Altitude has acquired UK and Ireland distribution rights to three festival hits and plans to release them during the upcoming awards season.
Lee Isaac Chung’s Minari was acquired from A24 earlier this year. It won the grand jury and audience awards at Sundance, where the drama debuted. Altitude hopes to release on April 2, 2021.
Steven Yeun, best known for roles in Bong Joon Ho’s Okja and The Walking Dead, stars in the story of a Korean-American family trying to build themselves a new life in small town Arkansas in the 1980s. Co-star Yuh-Jung Youn recently secured a best actress nomination at the Gotham Awards.
Altitude has also picked up Bryan Fogel’s documentary thriller The Dissident from HanWay Films. The film investigates the grim circumstances behind the murder of journalist Jamal Khasoggi in 2018. Altitude is aiming for a release on March 5, 2021.
It marks Fogel’s follow up to hard-hitting 2017 investigative feature Icarus, which unravelled the story of Russia’s Olympic doping programming and won the Oscar for best documentary.
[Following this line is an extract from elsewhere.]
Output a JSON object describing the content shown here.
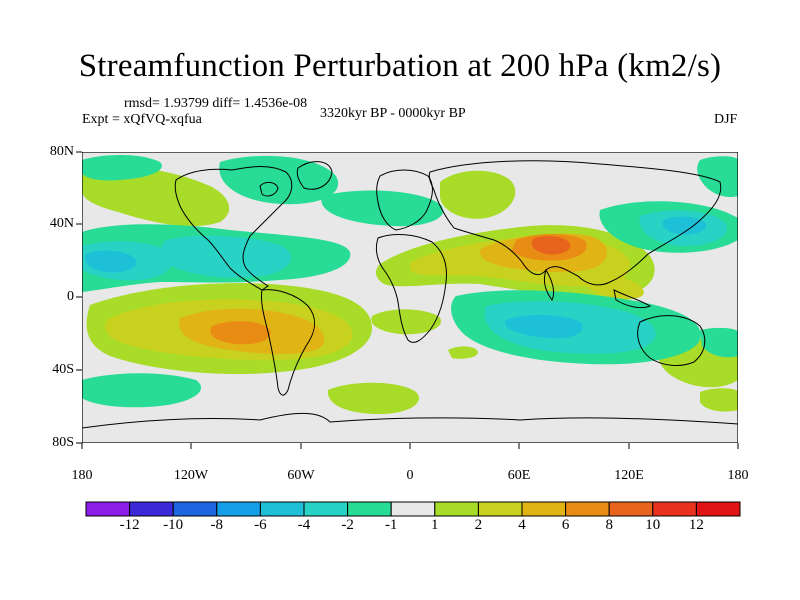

The third pick-up is Victor Kossakovsky’s animal rights documentary Gunda, sold by Cinephil. The film, which follows a pig devoted to its piglets and fellow farm animals, is executive produced by Joaquin Phoenix and proved a critics favourite at the Berlinale, where it premiered in February.
Altitude will give it a release in the UK and Ireland on April 30, 2021. It will be released in the US by Neon.
“These are three significant films for us but they’re part of a much bigger, burgeoning slate we have which is looking really strong for next year,” said Altitude Film Distribution managing director Hamish Moseley.
Since the initial re-opening of UK cinemas post-lockdown in the summer, Altitude has been one of the country’s most prolific theatrical distributors. Its releases have ranged from Russell Crowe road rage movie Unhinged and Ladj Ly’s Les Miserables to Sarah Gavron’s Rocks and David Attenborough’s A Life On Our Planet,
Altitude also has a packed slate for 2021. Releases for next year include Tina Turner documentary Tina, directed by Daniel Lindsay and T.J. Martin; Chasing Chaplin, a Charlie Chaplin documentary from Notes On Blindness directors Peter Middleton and James Spinney; and Ari Folman’s animated documentary Where Is Anne Frank?, which follows the imaginary friend to whom Anne Frank dedicated her diary.
Moseley added: “We feel it is our duty to keep supplying cinemas with new films. It’s an opportunity for us but it’s also a responsibility.”